In 2022, SP-Arte will have a second edition. Before the pandemic, August was traditionally the month of Sp-photo, which as the name implies was aimed at photography. Since 2020, with the comings and goings of face-to-face, blended and online, the second event of the year has been transforming itself. Last year, SP-Arte took place in the second half of the year at ARCA, an industrial warehouse located in the Vila Leopoldina neighborhood. It seems that fashion has caught on since this year, after first edition of the event having happened normally in the first semester, the second edition, a kind of SP-expanded photo, takes place again at ARCA.
The event, named SP-Arte: Brazilian Routes, receives the public from the 24th to the 28th of August and has 70 exhibitors from different corners of the country. According to the organizers of the event, the intention is to “strengthen ties between agents from the five regions of the country, valuing photographic and artistic production throughout the national territory”. Among the artists participating in the fair, we find strong names of women with solid careers. We selected among these many names, three artists that you need to know, check it out below!
Ana Maria Tavares, from Galleria Continua
Ana Maria Tavares began her production in the midst of the vogue for painting, in the early 1980s. Her canvases seek to interact with the surrounding space: the artist arranges her panels in an attempt to create environments.
In 1984, he moved to the United States, where he studied for a master's degree at The School of The Art Institute of Chicago. At the Chicago school, she is encouraged to develop more spontaneous work and to make use of references and industry standards. According to art critic Tadeu Chiarelli, based on her North American experience, which spans from 1984 to 1986, the artist radicalizes her dissatisfaction with “the limited spaces of traditional modalities”. Some installations from that period are on display at the Superior Street Gallery in Chicago. From 1988 onwards, the artist sought to attribute an even more industrial appearance to her works. Some sculptures resemble design objects, such as furniture, stairs, whips and others.

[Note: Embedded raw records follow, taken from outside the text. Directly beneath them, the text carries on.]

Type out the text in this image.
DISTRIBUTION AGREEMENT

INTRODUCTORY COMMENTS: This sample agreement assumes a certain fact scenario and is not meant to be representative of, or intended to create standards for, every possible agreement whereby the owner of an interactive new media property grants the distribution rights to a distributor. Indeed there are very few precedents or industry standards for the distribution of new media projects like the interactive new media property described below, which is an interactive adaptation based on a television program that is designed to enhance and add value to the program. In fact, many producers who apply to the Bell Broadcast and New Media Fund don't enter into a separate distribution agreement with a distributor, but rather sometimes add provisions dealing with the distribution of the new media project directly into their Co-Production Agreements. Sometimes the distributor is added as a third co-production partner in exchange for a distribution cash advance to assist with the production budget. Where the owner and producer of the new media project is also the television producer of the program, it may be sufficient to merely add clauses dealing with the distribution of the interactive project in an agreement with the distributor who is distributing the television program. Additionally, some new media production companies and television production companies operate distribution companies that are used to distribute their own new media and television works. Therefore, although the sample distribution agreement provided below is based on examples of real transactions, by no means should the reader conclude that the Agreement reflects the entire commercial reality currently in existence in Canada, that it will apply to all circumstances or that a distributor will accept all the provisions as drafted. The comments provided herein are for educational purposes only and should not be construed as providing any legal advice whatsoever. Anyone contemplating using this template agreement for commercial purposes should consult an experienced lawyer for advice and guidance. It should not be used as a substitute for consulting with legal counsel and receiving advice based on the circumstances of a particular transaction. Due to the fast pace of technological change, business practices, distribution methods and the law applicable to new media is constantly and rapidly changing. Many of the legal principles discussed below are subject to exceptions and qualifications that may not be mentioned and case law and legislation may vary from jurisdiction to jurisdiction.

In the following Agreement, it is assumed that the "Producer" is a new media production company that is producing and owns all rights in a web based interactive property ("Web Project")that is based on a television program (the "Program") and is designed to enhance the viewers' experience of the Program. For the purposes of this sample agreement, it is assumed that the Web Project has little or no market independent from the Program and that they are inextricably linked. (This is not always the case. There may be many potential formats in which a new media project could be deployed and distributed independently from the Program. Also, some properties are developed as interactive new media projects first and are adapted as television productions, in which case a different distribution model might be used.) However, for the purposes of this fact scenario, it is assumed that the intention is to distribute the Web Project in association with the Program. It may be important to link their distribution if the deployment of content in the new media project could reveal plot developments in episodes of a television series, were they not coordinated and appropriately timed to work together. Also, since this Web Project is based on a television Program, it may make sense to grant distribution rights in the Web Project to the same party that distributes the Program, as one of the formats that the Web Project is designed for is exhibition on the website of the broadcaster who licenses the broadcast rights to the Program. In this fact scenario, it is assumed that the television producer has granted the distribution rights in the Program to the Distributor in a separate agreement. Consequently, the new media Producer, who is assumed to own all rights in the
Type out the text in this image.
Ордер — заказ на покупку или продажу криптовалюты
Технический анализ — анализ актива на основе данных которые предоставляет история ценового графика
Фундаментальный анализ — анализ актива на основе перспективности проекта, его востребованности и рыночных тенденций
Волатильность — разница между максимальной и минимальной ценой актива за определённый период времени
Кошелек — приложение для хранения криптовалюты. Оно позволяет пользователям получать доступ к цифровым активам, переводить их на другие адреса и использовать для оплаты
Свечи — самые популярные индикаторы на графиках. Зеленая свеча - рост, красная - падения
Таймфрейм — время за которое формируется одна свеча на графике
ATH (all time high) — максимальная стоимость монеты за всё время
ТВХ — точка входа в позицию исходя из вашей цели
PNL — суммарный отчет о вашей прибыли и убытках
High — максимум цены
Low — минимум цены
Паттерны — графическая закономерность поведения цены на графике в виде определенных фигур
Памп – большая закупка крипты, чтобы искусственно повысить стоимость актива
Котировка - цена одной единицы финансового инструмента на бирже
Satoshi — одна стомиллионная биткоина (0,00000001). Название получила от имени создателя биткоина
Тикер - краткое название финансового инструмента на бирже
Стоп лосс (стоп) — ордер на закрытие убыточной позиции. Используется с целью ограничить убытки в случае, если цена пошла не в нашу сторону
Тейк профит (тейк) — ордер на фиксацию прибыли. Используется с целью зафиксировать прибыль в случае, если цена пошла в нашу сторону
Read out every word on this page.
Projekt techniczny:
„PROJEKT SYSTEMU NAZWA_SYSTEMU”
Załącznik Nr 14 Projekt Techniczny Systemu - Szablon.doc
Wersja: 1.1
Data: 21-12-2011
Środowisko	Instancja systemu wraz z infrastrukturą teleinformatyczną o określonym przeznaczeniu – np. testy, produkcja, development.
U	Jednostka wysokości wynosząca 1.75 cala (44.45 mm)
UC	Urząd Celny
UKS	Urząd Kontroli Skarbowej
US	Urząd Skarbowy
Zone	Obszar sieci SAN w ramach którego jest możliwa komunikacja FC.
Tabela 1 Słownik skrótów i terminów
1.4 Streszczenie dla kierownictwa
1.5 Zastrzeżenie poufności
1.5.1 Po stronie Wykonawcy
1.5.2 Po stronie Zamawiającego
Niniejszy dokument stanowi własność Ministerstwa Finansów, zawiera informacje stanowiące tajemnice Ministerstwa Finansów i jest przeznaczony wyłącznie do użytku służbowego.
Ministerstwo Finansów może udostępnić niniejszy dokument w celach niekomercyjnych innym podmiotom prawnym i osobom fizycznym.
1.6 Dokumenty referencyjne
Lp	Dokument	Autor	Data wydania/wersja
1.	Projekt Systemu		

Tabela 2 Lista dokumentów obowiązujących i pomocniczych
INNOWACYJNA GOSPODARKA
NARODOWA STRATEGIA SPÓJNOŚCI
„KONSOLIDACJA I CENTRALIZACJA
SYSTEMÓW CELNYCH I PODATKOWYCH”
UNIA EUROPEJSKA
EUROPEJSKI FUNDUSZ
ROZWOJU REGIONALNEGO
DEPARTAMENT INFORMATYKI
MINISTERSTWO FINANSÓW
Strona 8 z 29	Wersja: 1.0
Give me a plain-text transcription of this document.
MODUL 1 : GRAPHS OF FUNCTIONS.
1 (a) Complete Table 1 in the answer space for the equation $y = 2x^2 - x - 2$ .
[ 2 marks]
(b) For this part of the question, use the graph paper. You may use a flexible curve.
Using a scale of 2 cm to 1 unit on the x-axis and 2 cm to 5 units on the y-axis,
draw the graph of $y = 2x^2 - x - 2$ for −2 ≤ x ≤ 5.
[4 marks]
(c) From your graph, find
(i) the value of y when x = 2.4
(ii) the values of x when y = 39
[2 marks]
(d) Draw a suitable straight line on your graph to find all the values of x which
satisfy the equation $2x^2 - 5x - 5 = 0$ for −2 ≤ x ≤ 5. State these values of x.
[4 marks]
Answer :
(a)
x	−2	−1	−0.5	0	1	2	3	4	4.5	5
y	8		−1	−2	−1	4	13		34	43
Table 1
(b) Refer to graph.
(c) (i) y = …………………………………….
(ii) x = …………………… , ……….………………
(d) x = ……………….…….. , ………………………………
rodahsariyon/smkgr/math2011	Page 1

In the 1990s, it makes important installations. Some of his environmental works recreate anodyne, passing places, such as airport lounges, turnstiles and waiting rooms. The artist remakes environments that do not demonstrate distinctive qualities in which people stay for a short time. In these works, the space is invaded by impersonal objects that are foreign to the art gallery.
Ana Prata by Millan
Graduated in Visual Arts from the University of São Paulo, Ana Prata was one of the nominees for the PIPA Prize in 2017, 2018, 2019 and 2020. Using different techniques and scales in painting, Ana Prata develops her research in a path of dynamic experimentation . His works, loaded with events between the different layers of paint, result in images with a vibrant, solar and restless effect. In her themes, Prata's practice combines the use of historical references – such as the use of a modernist repertoire – with a latent ambiguity, resulting from the frankness of her painting, which can transit between humor, interiority and critical spirit.
Amelia Toledo by Nara Roesler
Amelia Toledo began her art studies in the late 1930s, when she attended Anita Malfatti's Ateliê. In the following decade, he studied with Yoshiya Takaoka and Waldemar da Costa. In 1948 he works with project design in the office of the architect Vilanova Artigas. This contact with key figures in Brazilian modern art, as well as his experience in his father's pathological anatomy laboratory, enabled the development of a multifaceted work that makes use of different languages such as sculpture, painting and engraving. This production also flourishes in contact with other artists of her generation, such as Mira Schendel, Tomie Ohtake, Hélio Oiticica and Lygia Pape. Campos de Cor, Amélia Toledo. Amelia Toledo began her art studies in the late 1930s, when attended Anita Malfatti's Atelier. In the following decade, he studied with Yoshiya Takaoka and Waldemar da Costa. In 1948 he works with project design in the office of the architect Vilanova Artigas. This contact with key figures in Brazilian modern art, as well as his experience in his father's pathological anatomy laboratory, enabled the development of a multifaceted work that makes use of different languages such as sculpture, painting and engraving. This production also flourishes in contact with other artists of his generation, such as Mira Schendel, Tomie Ohtake, Hélio Oiticica and Lygia Pape.
The diversity of Amelia Toledo's means reveals a spirit focused on an expanded investigation of artistic possibilities. From the 1970s onwards, the artist's production went beyond constructive grammar, which made use of regular geometric elements and curves, and began to focus on forms in nature. Toledo begins to collect materials such as shells and stones, and the landscape becomes a fundamental theme of his practice. The artist's painting, on the other hand, has monochromatic inclinations, revealing her interest in research with color.